As for advice to be interesting or unique, those pieces of advice aren’t wrong; it is just that admissions officers have very different ideas as to what counts as interesting or unique than applicants do, and this is why this is generally bad advice. This advice generally leads students either (1) to write essays that are superficially unique (e.g. unique in format or about a ‘unique’ experience), or (2) to write essays where the supposed interest derives from the interestingness of the experience discussed instead of from something deeper.

In my response earlier, I pushed against prompts that I thought could descend into cliches. You did too I believe. We don’t like cliches precisely because they are unoriginal–they are neither unique nor interesting.

The advice I most often give on this forum for essays is to be thoughtful and self-aware. It is not perfect advice, but I think it is helpful and points the way forward to a genuinely unique and interesting essay.

As I work for one, I can tell you that this is not the idealistic idea that “improvement” is all it takes. That may be “real world,” but top college admissions is a different, fierce competition. It doesn’t matter whether we think it’s “right.”

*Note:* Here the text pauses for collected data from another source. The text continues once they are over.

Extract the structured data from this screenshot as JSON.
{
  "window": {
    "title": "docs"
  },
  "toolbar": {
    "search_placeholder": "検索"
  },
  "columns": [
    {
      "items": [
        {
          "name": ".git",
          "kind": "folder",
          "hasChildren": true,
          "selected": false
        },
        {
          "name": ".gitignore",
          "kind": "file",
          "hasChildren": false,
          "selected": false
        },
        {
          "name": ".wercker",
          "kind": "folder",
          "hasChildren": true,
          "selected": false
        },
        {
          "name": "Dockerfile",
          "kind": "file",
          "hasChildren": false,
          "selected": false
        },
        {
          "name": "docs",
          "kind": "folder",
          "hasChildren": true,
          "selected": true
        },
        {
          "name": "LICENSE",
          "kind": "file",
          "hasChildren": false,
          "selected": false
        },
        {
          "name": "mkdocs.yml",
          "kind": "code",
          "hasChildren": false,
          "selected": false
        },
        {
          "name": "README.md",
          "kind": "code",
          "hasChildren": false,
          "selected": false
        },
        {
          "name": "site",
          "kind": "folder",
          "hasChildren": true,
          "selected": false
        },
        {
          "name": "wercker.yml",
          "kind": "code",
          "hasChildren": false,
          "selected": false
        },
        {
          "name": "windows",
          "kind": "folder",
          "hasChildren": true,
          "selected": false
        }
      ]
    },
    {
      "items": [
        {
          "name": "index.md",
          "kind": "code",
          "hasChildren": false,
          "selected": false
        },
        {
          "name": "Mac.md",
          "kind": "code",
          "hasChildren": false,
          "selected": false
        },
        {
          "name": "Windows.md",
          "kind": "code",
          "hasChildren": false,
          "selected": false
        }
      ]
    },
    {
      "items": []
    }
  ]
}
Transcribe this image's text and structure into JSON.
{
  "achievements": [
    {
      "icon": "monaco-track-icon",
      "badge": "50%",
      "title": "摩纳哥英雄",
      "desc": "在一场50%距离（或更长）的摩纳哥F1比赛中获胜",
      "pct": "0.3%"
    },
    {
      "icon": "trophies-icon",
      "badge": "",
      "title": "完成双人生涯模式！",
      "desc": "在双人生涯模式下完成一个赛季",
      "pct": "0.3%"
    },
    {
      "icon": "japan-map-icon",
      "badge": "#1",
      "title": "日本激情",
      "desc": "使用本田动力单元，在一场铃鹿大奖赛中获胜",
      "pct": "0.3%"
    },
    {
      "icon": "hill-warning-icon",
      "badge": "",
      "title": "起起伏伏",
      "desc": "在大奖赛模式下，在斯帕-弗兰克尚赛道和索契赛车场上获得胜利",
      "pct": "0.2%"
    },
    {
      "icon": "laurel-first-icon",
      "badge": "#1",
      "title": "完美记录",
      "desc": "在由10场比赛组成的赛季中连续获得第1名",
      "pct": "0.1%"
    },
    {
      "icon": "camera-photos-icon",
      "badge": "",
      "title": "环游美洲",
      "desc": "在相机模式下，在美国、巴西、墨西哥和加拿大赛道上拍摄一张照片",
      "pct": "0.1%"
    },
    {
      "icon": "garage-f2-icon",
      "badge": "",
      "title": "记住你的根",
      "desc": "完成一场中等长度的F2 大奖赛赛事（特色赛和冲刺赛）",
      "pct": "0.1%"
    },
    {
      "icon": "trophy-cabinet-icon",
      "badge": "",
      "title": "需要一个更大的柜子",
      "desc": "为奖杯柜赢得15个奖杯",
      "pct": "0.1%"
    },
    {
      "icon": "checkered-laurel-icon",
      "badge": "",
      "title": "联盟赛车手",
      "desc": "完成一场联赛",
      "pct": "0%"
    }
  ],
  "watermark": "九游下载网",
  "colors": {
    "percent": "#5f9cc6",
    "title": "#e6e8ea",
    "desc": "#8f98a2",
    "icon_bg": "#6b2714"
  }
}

4.0 kids are not robots. Not in the least. They have friends, lives, interests, impact- and they can show that. But top colleges can cherry pick. The impressions left by C grades is that the learning in that course was/is incomplete. OP made it to AP calc, great, but what grade in that? Adcoms will look at the transcript, see courses, rigor, and grades.

I do say, all the time, that the essay is not about “unique.” There are only so many topics kids can write about. What matters is: is this essay showing the attributes that matter to this college, that “show” this kid will fit and thrive, gets what this college and community are about. I.e., is it what the adcoms need to learn, relevant to their decisions? Not just nice, not just interesting, not just about challenges.

No kid should be writing about the “interestingness of the experience.” Nor something expository or opinions. It’s not a hs paper. Self-aware is good- but about what?

OP said adcom want kids to be human. Unfortunately, for a hs kid, that’s vague. Bottom line is that it needs to be relevant.

Some feel the home repair is interesting. Yes, it could show, eg, persistence. But the challenge is then how to make it relevant.

And we don’t know what colleges. That makes a difference.

I like all three of your topics, perhaps they can even be used together to paint a coherent picture of you, highlighting your positive and expansive global perspective on life, empathy and resourcefulness. Do not be concerned at all about a C grade; there is no need to explain it, as it should be self-evident in other parts of your application or school transcript, that you have overcome that ‘fear’ of math. You write well and will go far; I think that you have a good chance at HYPSM, if they interest you.

Starting high school counting on your fingers - this really caught my attention. I think this could be a great essay if you make it more about overcoming and perseverance than the negative things. I know you’ve already chosen #3 which is also a great topic, but some colleges require additional essays, so you can use both.

I help kids with essays for my job. The only one I like is 3. Definitely no to 2. They are going to know about 1 from the rest of your app.

If you are a good writer, you have the potential to reveal some interesting background about yourself, maybe connect it with your current family relationships, and, most importantly, show a side of you that probably won’t be easily seen from the rest of your essay.

3 is the way to go and could be really good. there are not a lot of kids applying who know how to grout (or even what grout is) or rewire. that's what I would focus on. everything else you wanted to come out in your essays (about your urban upbringing, financial hardships...) can all easily be referenced in subtle, matter-of-fact ways without sounding like you are making excuses or taking advantage of adversity to make yourself sound better on paper.